- Directed by: Richard Oswald
- Written by: Herbert Juttke Georg C. Klaren
- Based on: Doktor Bessels Verwandlung by Ludwig Wolff [de]
- Produced by: Richard Oswald
- Starring: Jakob Tiedtke Sophie Pagay Hans Stüwe Agnes Esterhazy
- Cinematography: Axel Graatkjær
- Production company: Richard Oswald-Film
- Release date: 8 December 1927;
- Running time: 70 minutes
- Country: Germany
- Languages: Silent German intertitles

= The Transformation of Dr. Bessel =

1927 film directed by Richard Oswald

The Transformation of Dr. Bessel (German: Dr. Bessels Verwandlung) is a 1927 German silent film directed by Richard Oswald and starring Jakob Tiedtke, Sophie Pagay and Hans Stüwe. The film was based on a novel by Ludwig Wolff. It premiered at the Ufa-Palast am Zoo. It has thematic similarities with Ernst Lubitsch's 1932 film The Man I Killed. Whereas that film featured a French soldier partially assuming the identity of a dead German, in Oswald's film a German is able to survive by pretending to be French.

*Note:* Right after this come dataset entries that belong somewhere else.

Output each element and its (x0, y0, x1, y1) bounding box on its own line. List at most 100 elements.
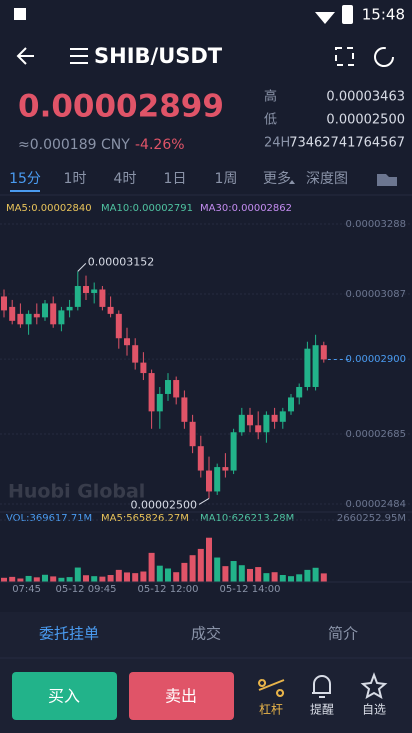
time-label: 05-12 12:00 (137, 584, 198, 595)
favorite-icon[interactable] (360, 672, 388, 700)
bottom-tab[interactable]: 成交 (191, 625, 221, 643)
volume-bar (148, 552, 155, 582)
candle-body (42, 303, 48, 318)
volume-bar (74, 567, 81, 582)
volume-bar (33, 577, 40, 582)
vol-label: 24H (264, 136, 290, 151)
vol-axis-label: 2660252.95M (337, 513, 406, 524)
volume-bar (165, 568, 171, 582)
volume-bar (263, 573, 270, 582)
high-value: 0.00003463 (326, 90, 405, 105)
ma-label: MA10:0.00002791 (101, 203, 193, 214)
vol-value: 73462741764567 (289, 136, 405, 151)
volume-bar (271, 572, 278, 582)
ma-label: MA30:0.00002862 (200, 203, 292, 214)
volume-bar (50, 576, 57, 582)
change: -4.26% (135, 137, 185, 153)
volume-bar (66, 577, 73, 582)
y-tick-label: 0.00002900 (346, 354, 406, 365)
candle-body (181, 397, 188, 422)
candle-body (58, 310, 65, 325)
candle-body (304, 348, 311, 387)
min-label: 0.00002500 (131, 498, 197, 511)
candle-body (247, 414, 253, 426)
candle-body (238, 414, 245, 433)
period-tab[interactable]: 1周 (215, 171, 238, 187)
candle-body (279, 411, 286, 422)
candle-body (25, 313, 32, 325)
candle-body (156, 393, 163, 412)
volume-bar (230, 561, 237, 582)
low-label: 低 (264, 113, 277, 128)
tool-label[interactable]: 自选 (362, 703, 386, 717)
buy-label[interactable]: 买入 (48, 687, 80, 706)
volume-bar (25, 575, 32, 582)
candle-body (288, 397, 294, 412)
candle-body (320, 345, 327, 360)
candle-body (230, 432, 237, 471)
period-tab[interactable]: 深度图 (306, 171, 348, 187)
dropdown-arrow (289, 180, 295, 184)
bottom-tab[interactable]: 简介 (328, 625, 358, 643)
tool-label[interactable]: 杠杆 (259, 702, 283, 717)
volume-bar (181, 562, 188, 582)
period-tab[interactable]: 更多 (263, 170, 291, 187)
alert-icon[interactable] (312, 675, 331, 698)
max-label: 0.00003152 (88, 255, 154, 268)
volume-bar (255, 567, 262, 582)
candle-body (197, 446, 204, 471)
pair-title[interactable]: SHIB/USDT (94, 44, 223, 68)
candle-body (9, 306, 16, 321)
candle-body (255, 425, 262, 433)
candle-body (107, 306, 114, 314)
period-tab[interactable]: 15分 (9, 171, 41, 187)
time-label: 07:45 (12, 584, 41, 595)
status-icon (14, 8, 26, 20)
vol-label: VOL:369617.71M (6, 513, 92, 524)
candle-body (115, 313, 122, 339)
volume-bar (124, 572, 130, 582)
bottom-tab[interactable]: 委托挂单 (39, 625, 99, 643)
buy-button[interactable] (12, 672, 117, 720)
candle-body (173, 380, 180, 398)
volume-bar (312, 567, 319, 582)
y-tick-label: 0.00002484 (346, 499, 406, 510)
back-button[interactable] (16, 47, 34, 65)
low-value: 0.00002500 (326, 113, 405, 128)
volume-bar (189, 555, 196, 582)
volume-bar (1, 577, 7, 582)
candle-body (124, 338, 130, 346)
tool-label[interactable]: 提醒 (310, 702, 334, 717)
fullscreen-icon[interactable] (335, 47, 354, 66)
sell-button[interactable] (129, 672, 234, 720)
volume-bar (107, 575, 114, 582)
vol-label: MA10:626213.28M (200, 513, 294, 524)
battery-icon (342, 5, 353, 24)
sell-label[interactable]: 卖出 (165, 687, 197, 706)
volume-bar (9, 576, 16, 582)
volume-bar (99, 576, 106, 582)
volume-bar (140, 571, 147, 582)
candle-body (165, 380, 171, 394)
volume-bar (83, 575, 89, 582)
period-tab[interactable]: 4时 (114, 171, 137, 187)
volume-bar (156, 565, 163, 582)
volume-bar (214, 557, 221, 582)
leverage-icon[interactable] (258, 679, 285, 697)
volume-bar (58, 577, 65, 582)
period-tab[interactable]: 1时 (64, 171, 87, 187)
volume-bar (222, 566, 229, 582)
refresh-icon[interactable] (374, 47, 394, 67)
indicator-icon[interactable] (377, 174, 397, 186)
candle-body (222, 467, 229, 471)
candle-body (312, 345, 319, 387)
volume-bar (296, 574, 303, 582)
candle-body (206, 470, 212, 492)
volume-bar (247, 568, 253, 582)
time-label: 05-12 14:00 (219, 584, 280, 595)
volume-bar (173, 572, 180, 582)
pair-list-icon[interactable] (70, 48, 88, 64)
period-tab[interactable]: 1日 (164, 171, 187, 187)
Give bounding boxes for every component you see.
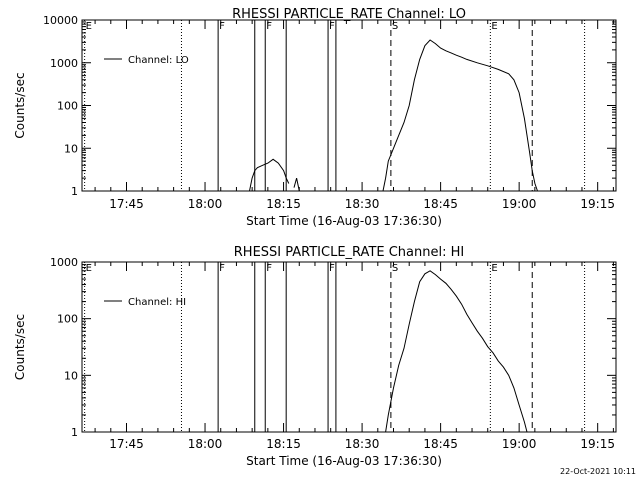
panel1-xtick-label-5: 19:00 [502,197,537,211]
panel2-ytick-label-1: 10 [64,369,78,382]
panel1-series-line-0-1 [293,177,300,192]
panel1-marker-label-8: S [392,21,398,32]
panel1-ytick-label-2: 100 [57,100,78,113]
panel1-marker-label-6: F [329,21,335,32]
panel2-xtick-label-4: 18:45 [423,437,458,451]
panel2-xtick-label-5: 19:00 [502,437,537,451]
panel1-title: RHESSI PARTICLE_RATE Channel: LO [232,7,466,22]
panel1-xtick-label-4: 18:45 [423,197,458,211]
panel1-ytick-label-3: 1000 [50,57,78,70]
panel1-xtick-label-0: 17:45 [109,197,144,211]
footer-timestamp: 22-Oct-2021 10:11 [560,467,636,476]
panel1-marker-label-0: E [86,21,92,32]
panel2-xtick-label-3: 18:30 [345,437,380,451]
panel1-x-axis-label: Start Time (16-Aug-03 17:36:30) [246,214,442,228]
panel1-y-axis-label: Counts/sec [13,72,27,138]
panel2-x-axis-label: Start Time (16-Aug-03 17:36:30) [246,454,442,468]
panel1-ytick-label-0: 1 [71,185,78,198]
panel2-series-line-0-0 [385,270,528,433]
panel1-ytick-label-1: 10 [64,142,78,155]
panel2-xtick-label-6: 19:15 [580,437,615,451]
panel1-marker-label-4: F [266,21,272,32]
panel2-marker-label-4: F [266,263,272,274]
panel2-ytick-label-3: 1000 [50,256,78,269]
panel1-xtick-label-6: 19:15 [580,197,615,211]
panel2-plot-frame [81,261,617,433]
panel1-series-line-0-2 [382,39,538,192]
panel1-marker-label-2: F [219,21,225,32]
panel2-marker-label-6: F [329,263,335,274]
panel2-title: RHESSI PARTICLE_RATE Channel: HI [234,245,464,260]
panel2-marker-label-0: E [86,263,92,274]
panel2-marker-label-8: S [392,263,398,274]
panel2-xtick-label-2: 18:15 [266,437,301,451]
panel1-xtick-label-2: 18:15 [266,197,301,211]
panel1-chart: RHESSI PARTICLE_RATE Channel: LO E F F F S E 1 1… [13,7,617,228]
panel1-plot-frame [81,19,617,192]
panel2-ytick-label-0: 1 [71,426,78,439]
panel2-marker-label-9: E [491,263,497,274]
panel2-y-axis-label: Counts/sec [13,314,27,380]
panel1-xtick-label-3: 18:30 [345,197,380,211]
panel2-marker-label-2: F [219,263,225,274]
panel1-ytick-label-4: 10000 [43,14,78,27]
panel1-series-line-0-0 [249,158,290,192]
panel2-ytick-label-2: 100 [57,313,78,326]
panel1-marker-label-9: E [491,21,497,32]
panel1-xtick-label-1: 18:00 [188,197,223,211]
panel2-chart: RHESSI PARTICLE_RATE Channel: HI E F F F S E 1 1… [13,245,617,468]
panel2-xtick-label-1: 18:00 [188,437,223,451]
panel2-legend-label: Channel: HI [128,297,186,308]
panel2-xtick-label-0: 17:45 [109,437,144,451]
panel1-legend-label: Channel: LO [128,55,189,66]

The film's sets were designed by the art director Franz Seemann and Bruno Lutz.

==Synopsis==
During the First World War, a German soldier escapes capture on the battlefield by taking the uniform of a French soldier. He then marries and settles down in Marseille, abandoning any sense of national identity. Due to his language skills he is able to become a major success in international commerce.

==Cast==
- Jakob Tiedtke as Fabrikant Julius Bessel
- Sophie Pagay as Frau Bessel
- Hans Stüwe as Alexander, ihr Sohn
- Agnes Esterhazy as Helene Bissel, Alexanders Frau
- Gertrud Eysoldt as Frau Pelagie Trouille
- Agnes Petersen-Mozzuchinowa as Germaine, ihre Nichte
- Kurt Gerron as der Grieche Georgakopoulos
- Angelo Ferrari as der Spanier Pedro de Ferrante
- Betty Astor as Karin Lundbye, ein Modell
- Sig Arno as Chevallier, ein französischer Soldat
- Rosa Valetti as Die Wirtin des Hotel garni
- Hella Kürty as Paulette, Hotelstubenmädchen
- Hermann Picha as Ein französischer Buchhändler
- Max Neufeld as Ein französischer Major
- Otto Wallburg as Ein französischer Sergeant
- Curt Bois as Simche Regierer
- Ilka Grüning as Frau Regierer
- Ferdinand Bonn as Oberst Jovan Simonitsch
- Lydia Potechina as Frau Simonitsch
- Hertha von Walther as Eine Miß
- Georg Burghardt as Ein französischer Offizier
- Eva Speyer
- Jaro Fürth
- Hugo Döblin
- Friedrich Kühne
- Harry Nestor

==Bibliography==
- Hales, Barbara, Petrescu, Mihaela & Weinstein, Valerie. Continuity and Crisis in German Cinema, 1928-1936. Camden House, 2016.
- Rogowski, Christian. The Many Faces of Weimar Cinema: Rediscovering Germany's Filmic Legacy. Camden House, 2010.